Based on this, we can conclude that the triangle is a right-angled triangle, with the angle opposite the side (x* - y*) being the right angle.
Thus, the proof is complete.
To prove that the triangle is a right-angled triangle, we need to show that one of the angles in the triangle is equal to 90 degrees.
We are given the lengths of the three sides of the triangle as x*-y*, x*+y*, and 2xy units, respectively. Let's label these sides as a, b, and c, respectively, where:
a = x*-y*
b = x*+y*
c = 2xy
To proceed with the proof, we will use the Pythagorean theorem, which states that the square of the hypotenuse (the side opposite the right angle) is equal to the sum of the squares of the other two sides.
According to the Pythagorean theorem, for a right-angled triangle, the equation a^2 + b^2 = c^2 should hold true.
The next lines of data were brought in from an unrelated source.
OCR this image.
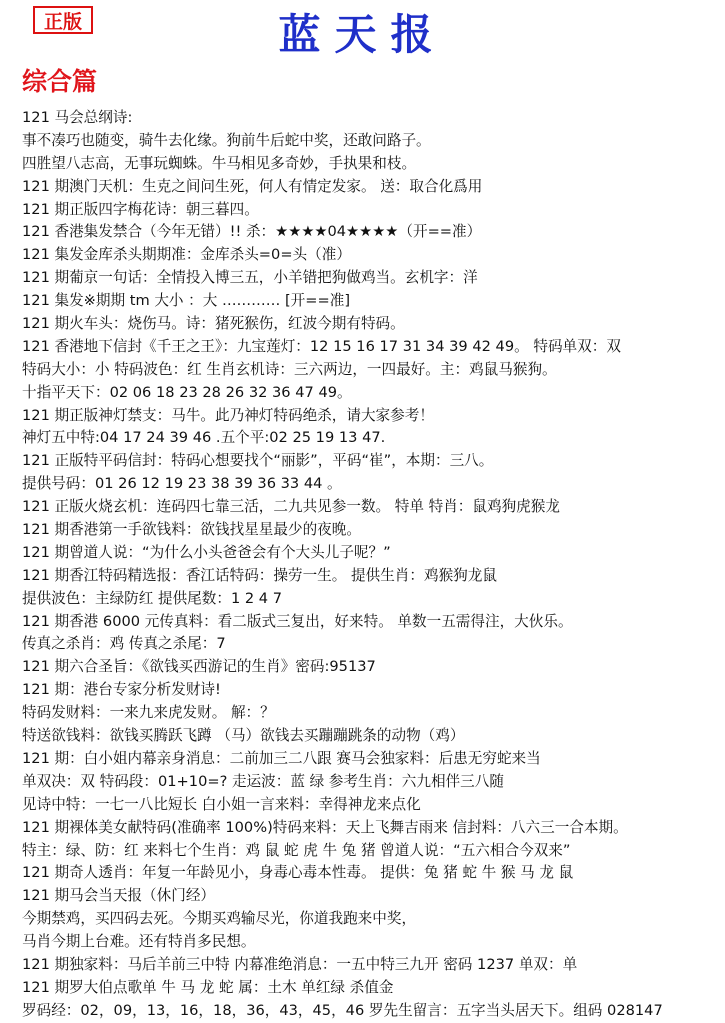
正版	蓝天报
综合篇
121 马会总纲诗:
事不凑巧也随变，骑牛去化缘。狗前牛后蛇中奖，还敢问路子。
四胜望八志高，无事玩蜘蛛。牛马相见多奇妙，手执果和枝。
121 期澳门天机：生克之间问生死，何人有情定发家。 送：取合化爲用
121 期正版四字梅花诗：朝三暮四。
121 香港集发禁合（今年无错）!! 杀：★★★★04★★★★（开==准）
121 集发金库杀头期期准：金库杀头=0=头（准）
121 期葡京一句话：全情投入博三五，小羊错把狗做鸡当。玄机字：洋
121 集发※期期 tm 大小 ：大 ………… [开==准]
121 期火车头：烧伤马。诗：猪死猴伤，红波今期有特码。
121 香港地下信封《千王之王》：九宝莲灯：12 15 16 17 31 34 39 42 49。 特码单双：双
特码大小：小 特码波色：红 生肖玄机诗：三六两边，一四最好。主：鸡鼠马猴狗。
十指平天下：02 06 18 23 28 26 32 36 47 49。
121 期正版神灯禁支：马牛。此乃神灯特码绝杀，请大家参考！
神灯五中特:04 17 24 39 46 .五个平:02 25 19 13 47.
121 正版特平码信封：特码心想要找个“丽影”，平码“崔”，本期：三八。
提供号码：01 26 12 19 23 38 39 36 33 44 。
121 正版火烧玄机：连码四七靠三活，二九共见参一数。 特单 特肖：鼠鸡狗虎猴龙
121 期香港第一手欲钱料：欲钱找星星最少的夜晚。
121 期曾道人说：“为什么小头爸爸会有个大头儿子呢？”
121 期香江特码精选报：香江话特码：操劳一生。 提供生肖：鸡猴狗龙鼠
提供波色：主绿防红 提供尾数：1 2 4 7
121 期香港 6000 元传真料：看二版式三复出，好来特。 单数一五需得注，大伙乐。
传真之杀肖：鸡 传真之杀尾：7
121 期六合圣旨：《欲钱买西游记的生肖》密码:95137
121 期：港台专家分析发财诗!
特码发财料：一来九来虎发财。 解：？
特送欲钱料：欲钱买腾跃飞蹲 （马）欲钱去买蹦蹦跳条的动物（鸡）
121 期：白小姐内幕亲身消息：二前加三二八跟 赛马会独家料：后患无穷蛇来当
单双决：双 特码段：01+10=? 走运波：蓝 绿 参考生肖：六九相伴三八随
见诗中特：一七一八比短长 白小姐一言来料：幸得神龙来点化
121 期裸体美女献特码(准确率 100%)特码来料：天上飞舞吉雨来 信封料：八六三一合本期。
特主：绿、防：红 来料七个生肖：鸡 鼠 蛇 虎 牛 兔 猪 曾道人说：“五六相合今双来”
121 期奇人透肖：年复一年龄见小，身毒心毒本性毒。 提供：兔 猪 蛇 牛 猴 马 龙 鼠
121 期马会当天报（休门经）
今期禁鸡，买四码去死。今期买鸡输尽光，你道我跑来中奖，
马肖今期上台难。还有特肖多民想。
121 期独家料：马后羊前三中特 内幕准绝消息：一五中特三九开 密码 1237 单双：单
121 期罗大伯点歌单 牛 马 龙 蛇 属：土木 单红绿 杀值金
罗码经：02，09，13，16，18，36，43，45，46 罗先生留言：五字当头居天下。组码 028147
Substituting the given values, we have:
(x*-y*)^2 + (x*+y*)^2 = (2xy)^2
Expanding the equation:
(x^2 - 2xy + y^2) + (x^2 + 2xy + y^2) = 4x^2y^2
Grouping like terms:
2x^2 + 2y^2 = 4x^2y^2
Dividing both sides by 2:
x^2 + y^2 = 2x^2y^2
Now, let's simplify the equation further. We can rewrite 2x^2y^2 as (xy)^2, so:
x^2 + y^2 = (xy)^2
This equation should look familiar. We can see that it is a modified version of the Pythagorean theorem, where c^2 is replaced by (xy)^2. If the equation holds true, we can conclude that the triangle is a right-angled triangle.
To simplify the equation even further, we can write (xy)^2 as x^2y^2:
x^2 + y^2 = x^2y^2
Now, let's rearrange the terms:
x^2y^2 - x^2 - y^2 = 0
Factoring the equation:
(x^2 - 1)(y^2 - 1) = 0
According to the zero product property, either (x^2 - 1) equals zero, or (y^2 - 1) equals zero.
If (x^2 - 1) = 0, then we have:
x^2 = 1
x = 1 or x = -1
If (y^2 - 1) = 0, then we have:
y^2 = 1
y = 1 or y = -1
From the possible values of x and y, we can see that for the given equation to hold true, either:
x = 1 and y = 1, or
x = -1 and y = -1
In either case, we can conclude that the lengths of the sides will satisfy the Pythagorean theorem, which means the triangle is a right-angled triangle.
Therefore, we have proven that the triangle with side lengths x*-y*, x*+y*, and 2xy units is a right-angled triangle.